Şimdi, evet, böyle, burada bir usul meselesi var ama işin esasına bakalım. Esasen Halkların Demokratik Partisi olarak biz Türkiye'deki bütün ekolojik direniş hareketlerinin üzerinde birleştiği gibi, dünyadaki bütün ekolojik mücadele meselelerinin başında yer aldığı gibi nükleer santrallerin yapımının aslında öngörülen ihtiyaçlarla herhangi bir ilgisi olmadığını, bunun insan sağlığına, çevreye, gelecek kuşaklara büyük bir kirlilik mirası bırakacağını, kötü etkilerde bulunacağını söyleyerek, bir felaketin kapısını açacağını söyleyerek karşı çıkıyoruz. Ancak büyük bir talihsizlik eseri olarak bugün Başbakanın bir konuşmasını gördük. Başbakan şöyle şeyler söylüyor -inanılır gibi değil- diyor ki: "Biz acaba niye dünyada bu kadar geri kalmışız? Sadece bir Avrupa ülkesinde, Fransa'da 58-60 nükleer santral var, Japonya'da 100-130'u belki aştı. Biz hâlâ bekliyoruz. İnşallah 2023'te bu santralleri devreye sokacağız ve emir verdim, yüzde yüz millî bir nükleer santral de ben yaptıracağım."

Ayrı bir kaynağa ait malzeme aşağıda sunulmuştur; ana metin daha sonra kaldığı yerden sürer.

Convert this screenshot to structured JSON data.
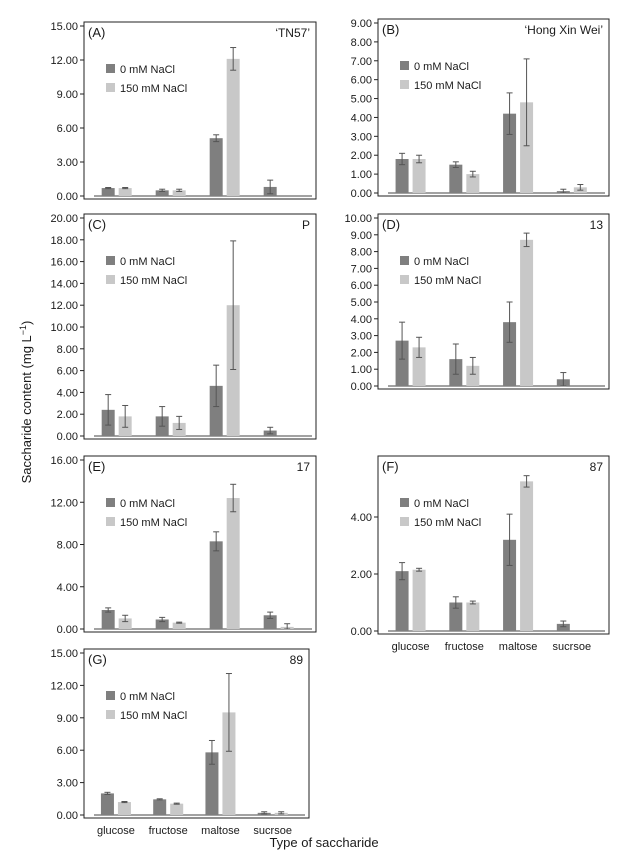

Şimdi, gerçeklerin bu kadar saptırıldığı bir başka konuşma ben duydum desem yalan olur çünkü hepimiz dünyada olan bitenleri görüyoruz. Özellikle Fukuşima Nükleer Santrali kazasından sonra Japonya bu ülkede kurulu olan 54 nükleer santralden 52'sini kapattı ve geçtiğimiz yıl hiçbir enerji sıkıntısı olmadı ama Başbakan bir de endazesiz atıyor. 100-130 nükleer santral Japonya'da olduğunu söylüyor. Belki de bu, Japon nükleer santral endüstrisinin dünyanın başka yerlerinde, dünya halklarının başına açtığı belanın toplamıdır ama Japonya'da bu kadardı ve bundan Japonya vazgeçti.Almanya nükleer santrallerinin 2020'ye kadar tamamen devreden çıkartılmasını karar altına aldı. İsviçre 2034'e kadar 5 reaktörünü kapatacak. Belçika 2016-2025 arasında nükleer programını tamamen ortadan kaldıracak. Brezilya 2030'a kadar yapmayı öngördüğü 4 nükleer santral inşa planını iptal etti ve dünyadaki genel trend nükleer enerjiden cayma, bununla herhangi bir biçimde ilişki kurmama yönünde.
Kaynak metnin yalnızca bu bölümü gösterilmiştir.